L’image est la dernière que les habitants de la capitale congolaise (à l’époque zaïroise) auront gardée de celui qui dirigeait le pays en dictateur depuis 32 ans. Plus d’acclamations, plus de danses et plus de louange à Seke Seko, "l’éternel président" auquel était quasiment voué un culte au fort de la dictature, jusqu'à la fin des années 80.
Le 16 mai 1997, M. Mobutu quittait Kinshasa pour ne plus jamais y revenir après l’échec des négociations avec la rébellion, l’Alliance des forces démocratiques pour la libération du Congo (AFDL) dirigée par Laurent Désiré Kabila.
Le "Léopard", comme était appelé le président zaïrois, était affaibli par la maladie depuis quelques années. Son régime s’effondrait comme un château de carte.
Laurent Désiré Kabila, le leader rebelle ne s’était pas d’ailleurs attardé à s’autoproclamer, dès le lendemain depuis Lubumbashi la deuxième ville du pays, nouveau Chef de l’Etat. Les rebelles appelés "Kadogo", enfants soldats encadrés par l’armée rwandaise avaient déjà quadrillé Kinshasa comme les autres villes du pays mais avaient tout de même laissé décoller l’avion de M. Mobutu.
Le Zaïre a retrouvé donc son nom de l’indépendance, le Congo, mais est plutôt devenu la République démocratique du Congo. Il a aussi retrouvé ses insignes, drapeau et armoiries, et hymne de l’indépendance.
Le nouveau pouvoir s’est donné pour mission d’effacer les affres de la dictature. Mais il est plutôt quasiment resté sur lancée.
M. Mobutu avait en effet déjà, sous la pression de l’opposition menée depuis le début des années 80 par Etienne Tshiskedi, cédé à un semblant de début de démocratisation.
Dès le 24 avril 1990, au bout de longues consultations populaires, M. Mobutu avait officiellement décrété la fin du monolithisme, ouvrant la porte au multipartisme avec plusieurs mouvements syndicaux.
Le processus était lent à se mettre en marche. La conférence nationale souveraine tenue de 1990 à 1992, ponctuée des manifestations violentes, a permis la mise sur pieds d’une transition qui durera jusqu’au renversement du régime. Mais le pays aura entre-temps été secoué par des troubles. A l’interne, avec de longs mouvements de grèves et autres manifestations de l’opposition et de l’extérieur : l’invasion des millions de réfugiés rwandais fuyant le génocide qui plus tard sera suivie par l’entrée au Zaïre (Congo) de l'armée rwandaise en soutien aux rebelles congolais.
Les Rwandais n’étaient pas les seuls, les armées de l’Ouganda, du Burundi, de l’Angola et même plus tard sur invitation de Laurent Kabila, du Zimbabwe, seront impliquées dans cette guerre avec des mercenaires érythréens, sud-africains et autres.
L’implication dans cette guerre, sur invitation de Laurent Kabila, de plus de neuf pays de la région permettait au nouvel homme fort de se mettre à l’abri pour une courte période, après dans sa tentative de rompre avec l’"hégémonie" du Rwanda et de l’Ouganda, qui comptaient parmi ses principaux parrains.

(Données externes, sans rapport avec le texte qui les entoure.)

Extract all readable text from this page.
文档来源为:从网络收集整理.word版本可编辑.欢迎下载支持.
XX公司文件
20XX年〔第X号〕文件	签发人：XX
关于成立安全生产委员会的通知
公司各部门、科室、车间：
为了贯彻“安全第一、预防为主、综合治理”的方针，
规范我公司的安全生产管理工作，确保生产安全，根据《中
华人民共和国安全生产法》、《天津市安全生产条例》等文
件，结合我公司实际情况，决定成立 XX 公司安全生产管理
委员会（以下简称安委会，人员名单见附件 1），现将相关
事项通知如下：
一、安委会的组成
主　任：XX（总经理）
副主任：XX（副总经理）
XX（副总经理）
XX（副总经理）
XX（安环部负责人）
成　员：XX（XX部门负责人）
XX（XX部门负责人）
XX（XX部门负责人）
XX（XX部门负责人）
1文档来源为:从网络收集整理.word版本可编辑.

Le parapluie ne tiendra que pour peu de temps car dès le 17 janvier 2001, Laurent Kabila est abattu dans son fauteuil par un de ses proches gardes du corps.
Laurent Kabila est, quelques jours plus tard, remplacé par son fils Joseph Kabila, à l’époque chef d’Etat-major adjoint de l’armée congolaise et âgé à peine de 29 ans.
Le plus jeune président au monde à l’époque, négociera avec les différentes factions rebelles qui avaient éclaté et formera un gouvernement de transition.
Les premières élections démocratiques sont organisées en 2006. Joseph Kabila les remporte. Tout comme en 2011.
Son mandat s’est achevé en 2016 mais il reste au pouvoir faute d'avoir tenu des élections.
Vingt ans jour pour jour après la chute de Mobutu, dans les rues de Kinshasa, à Lubumbashi tout comme dans les autres villes du pays, beaucoup ont l’impression de revivre l’histoire après autant d’années.
"C’est l’atmosphère de la fin d’un régime", estime un habitant de Kinshasa. "Le peuple veut vivre un changement, une passation de pouvoir mais il y a de la résistance", s’exclame un autre.
Les Congolais vivent dans une crise économique aiguë avec une dépréciation continue de leur monnaie.
La situation rappelle les dernières heures de Mobutu qui est pourtant mort le 7 septembre 1997 à Rabat, au Maroc, quatre mois après l’effondrement de son régime.